In this notebook, i will compare 2 xgb pipelines for the similarity of the result. Why? The reason is right now i have two of them where on trained on already processed data and only had the preproce and model in the pipeline while the second, was trained on raw data with custom pipelne. Why i compare them?: I just wanted to make sure that both of them is similar and i did not make a mistake in training. 

Note: it is important to note that 2 pipelines will not give the same result because they were trained separately.

In [1]:
from pathlib import Path

import joblib
import pandas as pd
import numpy as np
import json
import os, sys

In [2]:
PROJECT_ROOT = Path(r"C:\Users\User\all_project\projects_in_github\titanic_project")
sys.path.insert(0, str(PROJECT_ROOT))

In [3]:
BASE_DIR = Path.cwd().parent
ART_DIR = BASE_DIR / "artifacts" / "model_data"
FULL_MODEL_PATH = ART_DIR / "xgb_pipeline_raw.joblib"
MODEL_PATH = ART_DIR / "xgb_pipeline.joblib"
TRAIN_RAW_PATH = BASE_DIR / "data" / "raw" / "train_titanic.csv"
TRAIN_PROCESSED_PATH = BASE_DIR / "data" / "processed" / "titanic_processed.csv"

In [4]:
def load_model(path):
    return joblib.load(path)

def predict_survival_proba(dataset: pd.DataFrame, model) -> float:
    return model.predict_proba(dataset)[0,1]

def load_datasets(path):
    df= pd.read_csv(path)
    X=df.drop(columns=["Survived"], axis=1)
    y=df["Survived"].astype(int).values
    return X, y

def eval_at_threshold(model, X: pd.DataFrame, y: np.ndarray, thr: float) -> dict:
    proba = model.predict_proba(X)[:, 1]
    pred = (proba >= thr).astype(int)

    y = y.astype(int)

    tp = int(((y == 1) & (pred == 1)).sum())
    tn = int(((y == 0) & (pred == 0)).sum())
    fp = int(((y == 0) & (pred == 1)).sum())
    fn = int(((y == 1) & (pred == 0)).sum())

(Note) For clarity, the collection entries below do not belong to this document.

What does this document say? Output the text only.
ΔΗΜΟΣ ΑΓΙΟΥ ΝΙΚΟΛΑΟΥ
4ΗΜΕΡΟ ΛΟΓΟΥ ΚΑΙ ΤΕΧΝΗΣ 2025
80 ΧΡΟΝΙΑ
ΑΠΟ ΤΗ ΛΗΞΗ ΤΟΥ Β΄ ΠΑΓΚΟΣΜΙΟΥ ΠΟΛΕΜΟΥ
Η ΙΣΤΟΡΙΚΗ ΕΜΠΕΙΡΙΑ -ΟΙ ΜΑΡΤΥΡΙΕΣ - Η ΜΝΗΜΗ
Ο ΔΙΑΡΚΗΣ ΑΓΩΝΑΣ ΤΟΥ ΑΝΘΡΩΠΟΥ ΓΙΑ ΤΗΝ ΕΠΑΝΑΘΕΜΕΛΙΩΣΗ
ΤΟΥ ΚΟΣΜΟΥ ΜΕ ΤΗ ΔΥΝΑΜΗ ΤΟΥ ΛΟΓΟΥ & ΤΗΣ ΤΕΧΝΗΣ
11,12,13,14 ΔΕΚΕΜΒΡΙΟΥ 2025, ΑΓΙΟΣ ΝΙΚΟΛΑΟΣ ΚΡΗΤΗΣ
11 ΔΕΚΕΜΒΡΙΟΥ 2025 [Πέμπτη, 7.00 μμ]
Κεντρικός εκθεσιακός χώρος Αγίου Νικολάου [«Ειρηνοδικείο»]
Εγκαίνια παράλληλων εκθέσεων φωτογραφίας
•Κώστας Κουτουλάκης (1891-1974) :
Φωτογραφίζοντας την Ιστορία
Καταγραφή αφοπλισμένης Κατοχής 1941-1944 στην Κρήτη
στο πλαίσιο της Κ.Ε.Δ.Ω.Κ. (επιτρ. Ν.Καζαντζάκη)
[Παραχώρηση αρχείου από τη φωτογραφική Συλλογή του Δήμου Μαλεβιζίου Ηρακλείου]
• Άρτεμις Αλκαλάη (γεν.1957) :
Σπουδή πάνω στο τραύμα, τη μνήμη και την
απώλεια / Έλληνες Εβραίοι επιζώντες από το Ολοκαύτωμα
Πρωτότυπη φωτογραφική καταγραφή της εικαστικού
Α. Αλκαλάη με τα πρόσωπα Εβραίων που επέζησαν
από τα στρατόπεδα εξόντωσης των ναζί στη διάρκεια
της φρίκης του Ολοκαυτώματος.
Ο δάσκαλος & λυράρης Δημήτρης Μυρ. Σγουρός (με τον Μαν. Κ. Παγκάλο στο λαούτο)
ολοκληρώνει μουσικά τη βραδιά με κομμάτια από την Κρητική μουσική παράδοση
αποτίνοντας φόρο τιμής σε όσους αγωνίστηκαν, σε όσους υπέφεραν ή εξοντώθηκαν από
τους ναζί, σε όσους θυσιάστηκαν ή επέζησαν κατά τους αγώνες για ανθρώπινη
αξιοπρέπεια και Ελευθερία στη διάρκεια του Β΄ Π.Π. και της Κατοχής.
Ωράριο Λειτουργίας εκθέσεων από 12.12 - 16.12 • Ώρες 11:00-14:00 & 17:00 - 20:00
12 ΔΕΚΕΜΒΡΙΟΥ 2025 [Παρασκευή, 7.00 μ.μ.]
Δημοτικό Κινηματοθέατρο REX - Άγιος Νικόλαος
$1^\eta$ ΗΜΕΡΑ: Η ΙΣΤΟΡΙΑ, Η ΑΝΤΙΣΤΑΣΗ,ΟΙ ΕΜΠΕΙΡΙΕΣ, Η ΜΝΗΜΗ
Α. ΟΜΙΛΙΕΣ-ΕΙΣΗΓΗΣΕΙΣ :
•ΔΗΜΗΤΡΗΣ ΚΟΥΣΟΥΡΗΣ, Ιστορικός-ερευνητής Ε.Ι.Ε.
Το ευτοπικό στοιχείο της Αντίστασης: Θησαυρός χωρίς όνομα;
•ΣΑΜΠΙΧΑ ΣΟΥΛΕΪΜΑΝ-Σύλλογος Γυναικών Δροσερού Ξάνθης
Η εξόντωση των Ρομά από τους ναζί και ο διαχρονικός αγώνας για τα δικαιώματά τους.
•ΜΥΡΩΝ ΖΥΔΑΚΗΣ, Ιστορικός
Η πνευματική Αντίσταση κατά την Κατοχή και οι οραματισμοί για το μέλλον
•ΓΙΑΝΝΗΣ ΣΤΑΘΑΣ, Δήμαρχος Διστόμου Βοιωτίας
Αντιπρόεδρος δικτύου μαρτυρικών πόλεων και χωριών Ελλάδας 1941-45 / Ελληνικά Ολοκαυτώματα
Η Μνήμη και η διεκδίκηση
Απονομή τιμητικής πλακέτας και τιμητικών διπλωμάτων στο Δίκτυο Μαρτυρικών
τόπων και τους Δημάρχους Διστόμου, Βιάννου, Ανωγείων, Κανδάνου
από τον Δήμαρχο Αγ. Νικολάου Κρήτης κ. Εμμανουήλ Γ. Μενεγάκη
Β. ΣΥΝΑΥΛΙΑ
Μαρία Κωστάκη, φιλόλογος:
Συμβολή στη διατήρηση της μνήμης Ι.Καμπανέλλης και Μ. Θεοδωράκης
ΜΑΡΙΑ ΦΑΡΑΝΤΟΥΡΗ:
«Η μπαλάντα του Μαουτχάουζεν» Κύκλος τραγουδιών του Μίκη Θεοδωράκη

    acc = (tp + tn) / (tp + tn + fp + fn + 1e-12)
    precision = tp / (tp + fp + 1e-12)
    recall = tp / (tp + fn + 1e-12)
    f1 = 2 * precision * recall / (precision + recall + 1e-12)

    return {
        "accuracy": acc,
        "precision": precision,
        "recall": recall,
        "f1": f1
    }

In [5]:
#loading threshold
with (ART_DIR / "threshold.json").open("r", encoding="utf-8") as f:
    threshold = json.load(f)['threshold_f1']

#loading models
full_model = load_model(FULL_MODEL_PATH)
model = load_model(MODEL_PATH)

#loading datasets
X_raw, y_raw = load_datasets(TRAIN_RAW_PATH)
X_proc, y_proc = load_datasets(TRAIN_PROCESSED_PATH)

#quick changes for raw dataset to match features
X_raw["Title"] = X_raw["Name"].str.split(",").str[1].str.split(".").str[0].str.strip()
X_raw.drop(columns=["Name"], inplace=True)

#analyzing performance
print("Performance on raw dataset with full custom pipeline:")
eval_raw=eval_at_threshold(full_model, X_raw, y_raw, threshold)
for k, v in eval_raw.items():
    print(f"  {k}: {v}")
print("\nPerformance on processed dataset with standard pipeline:")
eval_proc=eval_at_threshold(model, X_proc, y_proc, threshold)
for k, v in eval_proc.items():
    print(f"  {k}: {v}")
print("Differences (raw - processed):")
for k in eval_proc:
    diff = eval_raw[k] - eval_proc[k]
    print(f"  {k}: {diff}")

Performance on raw dataset with full custom pipeline:
  accuracy: 0.9057239057239047
  precision: 0.868571428571426
  recall: 0.8888888888888862
  f1: 0.8786127167625032

Performance on processed dataset with standard pipeline:
  accuracy: 0.8945005611672268
  precision: 0.8542857142857118
  recall: 0.8742690058479506
  f1: 0.86416184971048
Differences (raw - processed):
  accuracy: 0.01122334455667795
  precision: 0.014285714285714235
  recall: 0.014619883040935533
  f1: 0.014450867052023142